With the CAW’s strike deadline looming, Chrysler CEO Sergio Marchionne is taking a harder line in the media, pushing his vision of a profit-sharing agreement between Chrysler and the CAW, while boldly stating what everyone knows, but is afraid to say; auto makers have “other options” when it comes to building cars.
Chrysler, in particular, has plenty of unused capacity in Europe, thanks to slow sales of brands like Fiat and Alfa Romeo. On paper, the underutilized European plants could fill in for Canadian factories should things go south, though the logistical realities are much more complex.
Marchionne, along with other automakers, are said to have been pushing for a Canadian labor contract similar to the 2011 agreement between the auto makers and the UAW; labor costs in Canada would be brought to the same level as American plants via a two-tier wage system (with new hires making about 50 percent less than current employees) and a profit-sharing system would replace guaranteed wage hikes. One source at a Big Three automaker told TTAC that the unions are apprehensive regarding profit-sharing, due to fears that a vehicle could flop due to factors beyond their control (such as a botched marketing campaign or a similar screw-up), causing them to lose out on the bonuses.
Speaking to The Globe and Mail, Marchionne was adamant in presenting his proposal as the most equitable solution
“People have got to get it through their heads that I’m not Mr. Scrooge here,” he said…I’ve got to run the business and the business says that, if I do well, I’m willing to distribute that wealth…I cannot institutionalize and guarantee you that wealth.”

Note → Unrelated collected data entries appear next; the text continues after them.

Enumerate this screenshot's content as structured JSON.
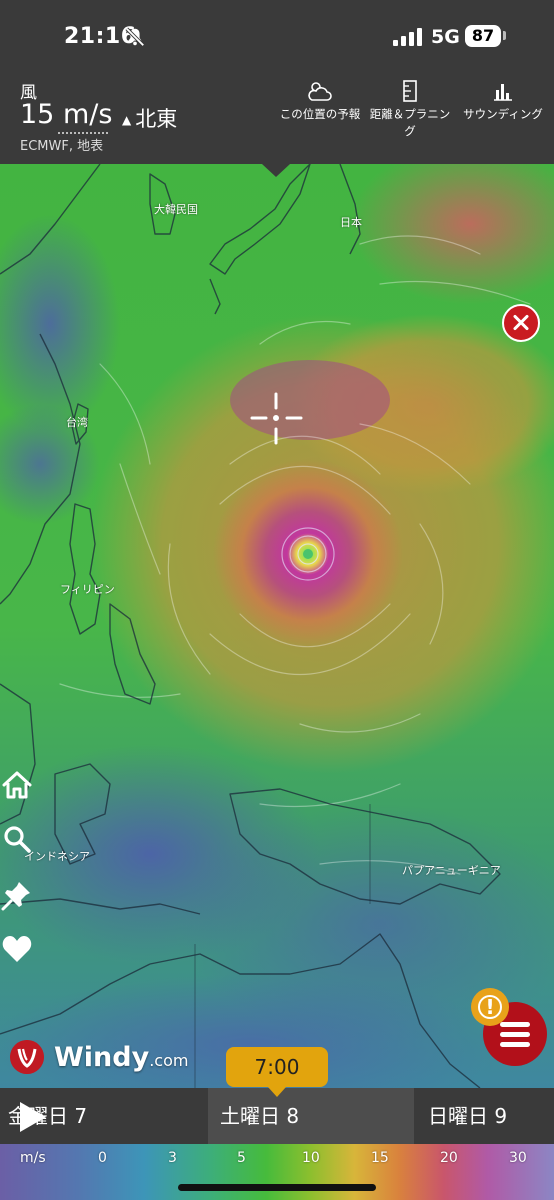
{
  "status_bar": {
    "time": "21:16",
    "network": "5G",
    "battery": "87",
    "icons": [
      "mute-bell-icon",
      "signal-bars-icon"
    ]
  },
  "header": {
    "label": "風",
    "wind_value": "15 m/s",
    "direction": "北東",
    "source": "ECMWF, 地表",
    "actions": [
      {
        "label": "この位置の予報",
        "icon": "weather-cloud-icon"
      },
      {
        "label": "距離＆プラニング",
        "icon": "ruler-icon"
      },
      {
        "label": "サウンディング",
        "icon": "sounding-chart-icon"
      }
    ]
  },
  "map": {
    "labels": {
      "korea": "大韓民国",
      "japan": "日本",
      "taiwan": "台湾",
      "philippines": "フィリピン",
      "indonesia": "インドネシア",
      "png": "パプアニューギニア"
    },
    "side_buttons": [
      "home-icon",
      "search-icon",
      "pin-icon",
      "heart-icon"
    ],
    "alert_badge": "!",
    "logo": {
      "name": "Windy",
      "suffix": ".com"
    }
  },
  "timeline": {
    "time": "7:00",
    "days": [
      "金曜日 7",
      "土曜日 8",
      "日曜日 9"
    ],
    "selected_day_index": 1
  },
  "legend": {
    "unit": "m/s",
    "ticks": [
      "0",
      "3",
      "5",
      "10",
      "15",
      "20",
      "30"
    ],
    "colors": [
      "#6b5fa6",
      "#3d95b8",
      "#46bb3c",
      "#d8b53a",
      "#d9823d",
      "#c9566b",
      "#b05aa6"
    ]
  },
  "colors": {
    "accent_red": "#c91b21",
    "timeline_orange": "#e2a40d",
    "panel_bg": "#3a3a3a"
  }
}
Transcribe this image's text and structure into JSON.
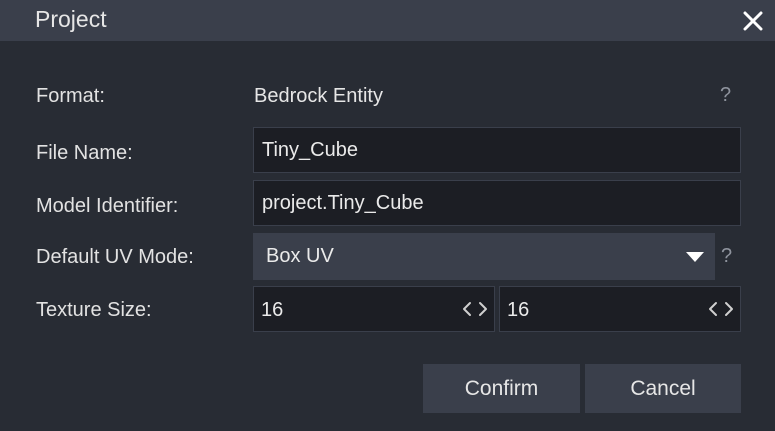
{
  "dialog": {
    "title": "Project"
  },
  "fields": {
    "format": {
      "label": "Format:",
      "value": "Bedrock Entity"
    },
    "file_name": {
      "label": "File Name:",
      "value": "Tiny_Cube"
    },
    "model_identifier": {
      "label": "Model Identifier:",
      "value": "project.Tiny_Cube"
    },
    "uv_mode": {
      "label": "Default UV Mode:",
      "selected": "Box UV"
    },
    "texture_size": {
      "label": "Texture Size:",
      "width": "16",
      "height": "16"
    },
    "help_glyph": "?"
  },
  "buttons": {
    "confirm": "Confirm",
    "cancel": "Cancel"
  },
  "icons": {
    "close": "close-icon",
    "dropdown": "caret-down-icon",
    "stepper": "horizontal-arrows-icon",
    "help": "question-mark-icon"
  },
  "colors": {
    "background": "#282c34",
    "titlebar": "#3a3f4b",
    "input_background": "#1c1e24",
    "button": "#3a3f4b",
    "text": "#e6e6e6",
    "muted": "#8e939d"
  }
}
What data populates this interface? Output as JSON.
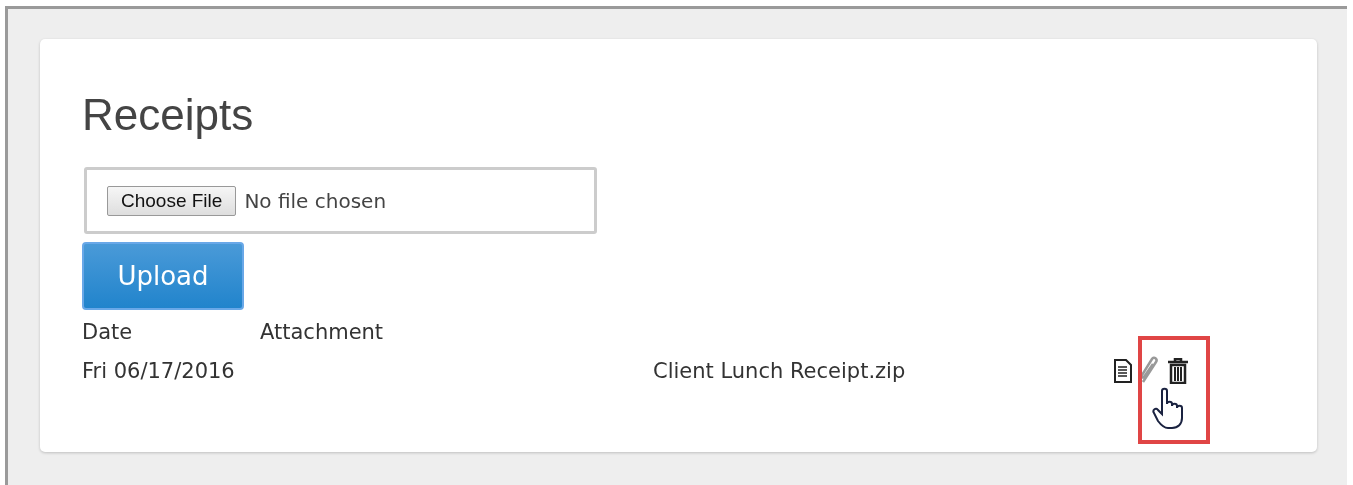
{
  "title": "Receipts",
  "file_input": {
    "button": "Choose File",
    "status": "No file chosen"
  },
  "upload_button": "Upload",
  "table": {
    "columns": [
      "Date",
      "Attachment"
    ],
    "rows": [
      {
        "date": "Fri 06/17/2016",
        "attachment": "Client Lunch Receipt.zip"
      }
    ]
  }
}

Chrysler is looking to add a paint shop to their assembly plant in Bramalea, Ontario, where the full-size LX cars are built. The $400-million investment would add another decade to the plant’s lifespan while adding 1,000 new jobs, but Marchionne is hesitant to invest in the plant given the current climate
“You need to deal with the question of the disparity of the Canadian manufacturing environment and the American one,” Mr. Marchionne said. The question is: Do you commit capital when your overall [cost] structure is higher than it is in the best alternative, which is the U.S.”